U kunt een van de volgende drie opties selecteren om een toewijzingstype voor IP-bereiken op te geven voor het implementatienetwerk:- Statisch en DHCP
Standaard en aanbevolen. Deze gemengde optie gebruikt de toegewezen instellingen CIDR en Subnetbereik om de DHCP-serverpool te configureren om de helft van de adresruimtetoewijzing te ondersteunen met behulp van de (dynamische) DHCP-methode en de helft van de IP-adresruimtetoewijzing met behulp van de statische methode. Gebruik deze optie wanneer er voor sommige machines die zijn verbonden met een netwerk op aanvraag toegewezen statische IP-adressen nodig zijn en voor andere dynamische IP-adressen. Er worden twee IP-bereiken gemaakt.
Deze optie is vooral effectief in implementaties met machines die zijn verbonden met een netwerk op aanvraag, waarbij aan sommige machines statische IP's worden toegewezen en aan andere machines dynamische IP-adressen worden toegewezen door een NSX-DHCP-server en -implementaties waarbij de load balancer-VIP statisch is.
- DHCP (dynamisch)
Deze optie gebruikt de toegewezen CIDR om een IP-pool op een DHCP-server te configureren. Alle IP-adressen voor dit netwerk worden dynamisch toegewezen. Er wordt één IP-bereik gemaakt voor elke toegewezen CIDR.
- Statisch
Deze optie gebruikt de toegewezen CIDR om statisch IP-adressen toe te wijzen Gebruik deze optie wanneer een DHCP-server niet hoeft te worden geconfigureerd voor dit netwerk. Er wordt één IP-bereik gemaakt voor elke toegewezen CIDR.
- Statisch en DHCP
- IP-blokken
De instelling IP-blokken is beschikbaar bij gebruik van een netwerk op aanvraag met een extern IPAM-integratiepunt.

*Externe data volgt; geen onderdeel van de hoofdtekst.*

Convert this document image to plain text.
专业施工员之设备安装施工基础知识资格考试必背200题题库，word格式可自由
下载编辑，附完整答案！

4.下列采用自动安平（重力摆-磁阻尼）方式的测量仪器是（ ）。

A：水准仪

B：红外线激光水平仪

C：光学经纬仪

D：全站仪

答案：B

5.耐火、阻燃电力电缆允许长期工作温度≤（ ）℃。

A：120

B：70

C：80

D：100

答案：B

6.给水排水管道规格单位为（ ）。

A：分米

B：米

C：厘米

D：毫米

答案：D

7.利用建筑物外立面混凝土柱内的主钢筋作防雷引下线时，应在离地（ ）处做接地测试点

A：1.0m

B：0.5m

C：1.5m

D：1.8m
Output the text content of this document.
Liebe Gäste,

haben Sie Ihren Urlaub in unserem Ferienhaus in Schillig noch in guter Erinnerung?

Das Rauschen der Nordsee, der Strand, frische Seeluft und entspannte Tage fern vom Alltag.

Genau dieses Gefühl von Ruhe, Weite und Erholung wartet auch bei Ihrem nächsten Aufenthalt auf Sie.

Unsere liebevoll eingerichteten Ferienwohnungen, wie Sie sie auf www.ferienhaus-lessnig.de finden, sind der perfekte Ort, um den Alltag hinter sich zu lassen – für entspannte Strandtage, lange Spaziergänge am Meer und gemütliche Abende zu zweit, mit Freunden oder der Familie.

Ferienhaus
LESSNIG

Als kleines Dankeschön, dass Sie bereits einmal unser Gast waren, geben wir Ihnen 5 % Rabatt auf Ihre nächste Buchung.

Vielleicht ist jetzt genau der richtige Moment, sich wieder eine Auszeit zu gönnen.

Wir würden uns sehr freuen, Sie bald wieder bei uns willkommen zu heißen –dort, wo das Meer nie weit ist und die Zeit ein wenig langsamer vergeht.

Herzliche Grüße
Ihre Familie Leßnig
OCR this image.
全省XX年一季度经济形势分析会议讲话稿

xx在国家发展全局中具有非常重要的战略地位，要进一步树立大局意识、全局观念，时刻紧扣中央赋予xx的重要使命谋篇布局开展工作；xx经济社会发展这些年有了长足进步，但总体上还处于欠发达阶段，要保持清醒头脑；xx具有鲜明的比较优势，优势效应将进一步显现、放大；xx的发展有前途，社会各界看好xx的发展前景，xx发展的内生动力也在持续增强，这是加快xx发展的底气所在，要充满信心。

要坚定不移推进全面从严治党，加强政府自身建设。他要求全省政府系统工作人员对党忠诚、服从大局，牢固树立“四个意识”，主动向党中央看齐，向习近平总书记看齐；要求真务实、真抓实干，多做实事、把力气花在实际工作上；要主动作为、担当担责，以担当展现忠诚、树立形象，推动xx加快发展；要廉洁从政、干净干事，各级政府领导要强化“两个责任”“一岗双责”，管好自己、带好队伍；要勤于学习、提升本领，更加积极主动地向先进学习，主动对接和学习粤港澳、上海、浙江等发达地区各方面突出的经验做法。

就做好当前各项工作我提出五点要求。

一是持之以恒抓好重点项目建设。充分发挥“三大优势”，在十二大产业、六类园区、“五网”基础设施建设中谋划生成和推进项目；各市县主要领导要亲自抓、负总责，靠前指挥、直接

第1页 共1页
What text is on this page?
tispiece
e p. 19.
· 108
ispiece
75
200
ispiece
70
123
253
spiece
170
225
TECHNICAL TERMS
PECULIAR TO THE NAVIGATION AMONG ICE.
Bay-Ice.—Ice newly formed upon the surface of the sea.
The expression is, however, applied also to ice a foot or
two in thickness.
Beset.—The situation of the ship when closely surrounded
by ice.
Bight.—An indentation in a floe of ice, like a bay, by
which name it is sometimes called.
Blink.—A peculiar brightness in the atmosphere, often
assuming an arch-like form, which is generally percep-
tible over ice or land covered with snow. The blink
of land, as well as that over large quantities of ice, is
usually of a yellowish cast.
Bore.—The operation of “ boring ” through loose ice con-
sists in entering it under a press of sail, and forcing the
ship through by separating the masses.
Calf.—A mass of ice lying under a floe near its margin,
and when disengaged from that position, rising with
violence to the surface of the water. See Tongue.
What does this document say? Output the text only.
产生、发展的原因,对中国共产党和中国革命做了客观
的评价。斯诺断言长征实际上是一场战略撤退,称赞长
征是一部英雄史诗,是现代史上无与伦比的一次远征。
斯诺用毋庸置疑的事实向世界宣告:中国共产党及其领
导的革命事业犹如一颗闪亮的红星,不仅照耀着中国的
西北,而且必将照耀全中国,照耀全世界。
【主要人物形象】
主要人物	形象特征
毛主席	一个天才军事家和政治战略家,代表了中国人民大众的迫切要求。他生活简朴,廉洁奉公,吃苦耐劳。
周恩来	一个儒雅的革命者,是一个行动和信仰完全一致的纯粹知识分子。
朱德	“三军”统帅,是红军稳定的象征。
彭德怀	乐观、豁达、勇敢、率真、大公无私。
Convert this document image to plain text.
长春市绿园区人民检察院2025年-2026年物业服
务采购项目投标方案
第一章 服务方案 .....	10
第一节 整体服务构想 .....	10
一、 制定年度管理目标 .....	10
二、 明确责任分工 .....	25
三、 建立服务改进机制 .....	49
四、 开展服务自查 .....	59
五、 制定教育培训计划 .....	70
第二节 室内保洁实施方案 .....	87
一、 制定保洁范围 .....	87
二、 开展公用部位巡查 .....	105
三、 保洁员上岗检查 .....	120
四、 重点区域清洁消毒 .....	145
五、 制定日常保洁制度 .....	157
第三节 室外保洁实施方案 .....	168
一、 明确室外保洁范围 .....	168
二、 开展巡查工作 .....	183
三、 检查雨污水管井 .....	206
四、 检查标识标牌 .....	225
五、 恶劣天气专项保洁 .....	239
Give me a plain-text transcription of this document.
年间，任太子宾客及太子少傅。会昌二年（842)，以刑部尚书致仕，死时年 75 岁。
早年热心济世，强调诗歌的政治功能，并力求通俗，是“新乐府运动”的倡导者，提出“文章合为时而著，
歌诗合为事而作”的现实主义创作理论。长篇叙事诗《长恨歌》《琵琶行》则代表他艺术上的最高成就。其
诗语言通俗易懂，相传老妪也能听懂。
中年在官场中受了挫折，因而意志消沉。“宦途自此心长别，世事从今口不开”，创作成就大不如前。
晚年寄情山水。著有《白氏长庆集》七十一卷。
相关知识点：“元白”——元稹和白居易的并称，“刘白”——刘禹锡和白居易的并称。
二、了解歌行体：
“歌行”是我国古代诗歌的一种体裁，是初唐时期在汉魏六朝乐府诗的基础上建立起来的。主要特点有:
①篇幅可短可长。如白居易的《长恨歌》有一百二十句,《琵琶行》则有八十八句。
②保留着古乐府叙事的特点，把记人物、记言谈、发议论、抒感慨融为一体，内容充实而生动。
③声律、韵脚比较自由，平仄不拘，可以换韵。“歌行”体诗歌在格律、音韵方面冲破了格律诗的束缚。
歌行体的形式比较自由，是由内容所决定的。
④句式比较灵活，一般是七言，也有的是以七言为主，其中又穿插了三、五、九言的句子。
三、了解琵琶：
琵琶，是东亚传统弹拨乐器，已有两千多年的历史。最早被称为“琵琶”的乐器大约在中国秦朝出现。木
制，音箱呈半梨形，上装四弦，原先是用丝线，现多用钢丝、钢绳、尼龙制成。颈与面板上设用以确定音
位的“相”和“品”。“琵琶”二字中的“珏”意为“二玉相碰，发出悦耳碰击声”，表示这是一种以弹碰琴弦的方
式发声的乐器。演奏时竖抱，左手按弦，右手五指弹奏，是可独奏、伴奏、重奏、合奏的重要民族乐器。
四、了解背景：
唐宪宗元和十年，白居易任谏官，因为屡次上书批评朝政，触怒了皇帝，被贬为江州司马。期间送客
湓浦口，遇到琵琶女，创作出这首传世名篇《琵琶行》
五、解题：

Als u de IP-blokinstelling gebruikt, kunt u een benoemd IP-blok of bereik toevoegen aan het netwerkprofiel van uw geïntegreerde externe IPAM-provider. U kunt ook een toegevoegd IP-blok uit het netwerkprofiel verwijderen. Zie Een extern IPAM-integratiepunt voor Infoblox toevoegen in vRealize Automation voor informatie over het maken van een externe IPAM-integratie.
Externe IPAM is beschikbaar voor de volgende typen cloudaccount/regio:- vSphere
- vSphere met NSX-T
- vSphere met NSX-V
- Netwerkresources - Extern netwerk
Externe netwerken worden ook wel bestaande netwerken genoemd. Van deze netwerken worden gegevens verzameld en ze zijn beschikbaar voor selectie.
- Netwerkresources - logische Tier-0-router
NSX-T gebruikt de logische tier-0-router als gateway naar netwerken die buiten de NSX-implementatie vallen. De logische router van tier 0 configureert uitgaande toegang voor netwerken op aanvraag.
- Netwerkresources - Edge-cluster
Het opgegeven edge-cluster biedt routingservices. Het edge-cluster wordt gebruikt om uitgaande toegang te configureren voor netwerken op aanvraag en load balancers. Het identificeert het edge-cluster of de resourcepool waar het edge-apparaat moet worden geïmplementeerd.
- Netwerkresources - Edge-datastore
De opgegeven edge-datastore wordt gebruikt om het edge-apparaat in te richten. Deze instelling is alleen van toepassing op NSX-V.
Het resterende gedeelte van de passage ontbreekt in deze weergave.